There are a number of reasons this could happen—researchers are nearly always looking at "samples," subsets of a whole population. The fact that the new Yemen diversity hasn't been seen in prior studies could indicate that the group has a very narrow and isolated geolocalization, or possibly it is broadly dispersed in the country, but is very infrequent and therefore escaped collection by prior researchers.

As the 2021 paper points out, it is possible that some of this material does overlap with material that exists today in Ethiopia. The most well-studied Ethiopian germplasm is that which was collected by the ORSTOM and FAO missions in the 60s/70s. Those collecting missions didn't collect extensively east of the Rift Valley or around Harrar (see discussion in the section called "Origin and history of the C. arabica coffee varieties cultivated worldwide"). It's possible that there is indeed overlapping material that just hasn't been "seen" by researchers because it's never been collected from the forest or genotyped. This lack of clarity is very common to origin/domestication work in all crops — it's not possible to collect and genetically test every single tree in a given area, so we are left with an incomplete picture. All scientific studies are imperfect snapshots of reality, but the scientific method inches us incrementally closer to reality.

Is it possible that there is variation found among Yemeni coffees that is not found in Ethiopian accessions?

Yes. The 2020 study found that Yemeni accessions were different from the Ethiopian ones (see figure 1).

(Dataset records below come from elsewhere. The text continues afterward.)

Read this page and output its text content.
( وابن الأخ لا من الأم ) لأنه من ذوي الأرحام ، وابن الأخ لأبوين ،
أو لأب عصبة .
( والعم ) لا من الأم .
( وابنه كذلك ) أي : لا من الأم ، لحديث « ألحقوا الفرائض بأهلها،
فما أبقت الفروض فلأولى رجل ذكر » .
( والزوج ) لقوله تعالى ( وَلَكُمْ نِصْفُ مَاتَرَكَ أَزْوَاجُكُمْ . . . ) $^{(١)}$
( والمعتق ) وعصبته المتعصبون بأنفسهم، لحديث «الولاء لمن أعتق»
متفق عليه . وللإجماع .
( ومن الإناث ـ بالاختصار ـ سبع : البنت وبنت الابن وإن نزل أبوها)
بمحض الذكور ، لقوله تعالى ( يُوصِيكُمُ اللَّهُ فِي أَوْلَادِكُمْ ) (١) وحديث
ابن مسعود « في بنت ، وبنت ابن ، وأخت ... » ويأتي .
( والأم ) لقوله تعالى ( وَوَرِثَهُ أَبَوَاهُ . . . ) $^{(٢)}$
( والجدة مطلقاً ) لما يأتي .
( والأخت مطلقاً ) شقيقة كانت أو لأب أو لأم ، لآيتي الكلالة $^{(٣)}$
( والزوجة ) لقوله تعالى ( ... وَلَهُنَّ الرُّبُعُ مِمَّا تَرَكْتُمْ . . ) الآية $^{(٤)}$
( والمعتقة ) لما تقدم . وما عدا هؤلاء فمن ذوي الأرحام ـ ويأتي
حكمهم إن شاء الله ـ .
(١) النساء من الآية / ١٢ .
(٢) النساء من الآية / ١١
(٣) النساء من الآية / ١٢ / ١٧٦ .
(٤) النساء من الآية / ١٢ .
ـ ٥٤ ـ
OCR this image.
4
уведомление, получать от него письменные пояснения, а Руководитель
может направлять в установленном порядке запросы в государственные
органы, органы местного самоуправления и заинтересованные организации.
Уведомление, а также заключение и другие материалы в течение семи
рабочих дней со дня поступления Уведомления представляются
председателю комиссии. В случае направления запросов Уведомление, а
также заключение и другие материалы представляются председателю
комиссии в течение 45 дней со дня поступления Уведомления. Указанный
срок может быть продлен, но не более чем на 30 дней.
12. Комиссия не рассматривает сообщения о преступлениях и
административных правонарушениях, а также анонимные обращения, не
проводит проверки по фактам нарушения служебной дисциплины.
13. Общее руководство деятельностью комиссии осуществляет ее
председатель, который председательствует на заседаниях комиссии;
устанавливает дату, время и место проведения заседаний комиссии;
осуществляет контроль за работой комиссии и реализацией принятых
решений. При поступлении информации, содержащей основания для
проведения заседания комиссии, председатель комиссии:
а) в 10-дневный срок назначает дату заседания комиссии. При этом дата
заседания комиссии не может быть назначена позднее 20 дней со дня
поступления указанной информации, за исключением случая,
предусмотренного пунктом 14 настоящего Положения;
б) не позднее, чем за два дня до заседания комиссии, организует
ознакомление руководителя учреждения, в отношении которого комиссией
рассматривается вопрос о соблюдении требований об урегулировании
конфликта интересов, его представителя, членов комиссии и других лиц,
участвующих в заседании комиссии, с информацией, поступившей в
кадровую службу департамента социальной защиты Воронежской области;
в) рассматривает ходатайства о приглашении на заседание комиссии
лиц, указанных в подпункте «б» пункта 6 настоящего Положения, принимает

Why could this be? In Yemen, coffee has been cultivated for more than 500 years in very different conditions compared to the moist, densely shaded Ethiopian forests where it first evolved. Yemen is hot and dry and cultivation systems are full-sun. It is likely that very few of the original seeds brought from Ethiopia survived in the early days of Yemeni coffee cultivation. But the trees that did survive would have experienced intense selection pressure for full-sun growing systems and hot/dry conditions. Some of this advantage in the surviving Yemeni trees compared to their Ethiopian parents could have been due to random mutations that were noticed and selected by attentive farmers. The descendents of these trees are the ones that spread worldwide.

I Stock 000015905157 Large original

Arabica coffee evolved in the dense, moist, highland forests of Ethiopia (left), but was primarily domesticated in open-sun cultivation systems in the much hotter, drier highlands of Yemen. Photos: Jeff Kohler, iStock.

This raises interesting questions for future study—can Yemeni trees help us learn more about heat and drought tolerance in coffee plants (traits that are in high demand with the accelerating impacts of climate change)? And can Ethiopian germplasm that did not experience intense selection pressure for full-sun cultivation provide opportunities to breed varieties that will thrive in shaded/agroforestry cultivation—another necessary path in the face of climate change.

So … should I be excited about Yemeni coffee?

Absolutely. If Yemen's genetic diversity is able to create value for Yemeni farmers—who are among the world's poorest and most oppressed, and who face the possible total collapse of coffee production under the weight of war and economic stagnation—it is incredibly meaningful, regardless of the scientific specifics.

Faris Shebani, founder and CEO of Qima Coffee, and co-author of the 2021 study that identified unique genetic diversity in Yemeni coffee, puts it well: "Yemeni farmers have grown, protected and nurtured over generations these trees – what better resource is there than that? Shining the light of science on that, to deliver value to the farmer, is a beautiful opportunity."

This story was updated in December 2021, based on new research published in Genetic Resources and Crop Evaluation.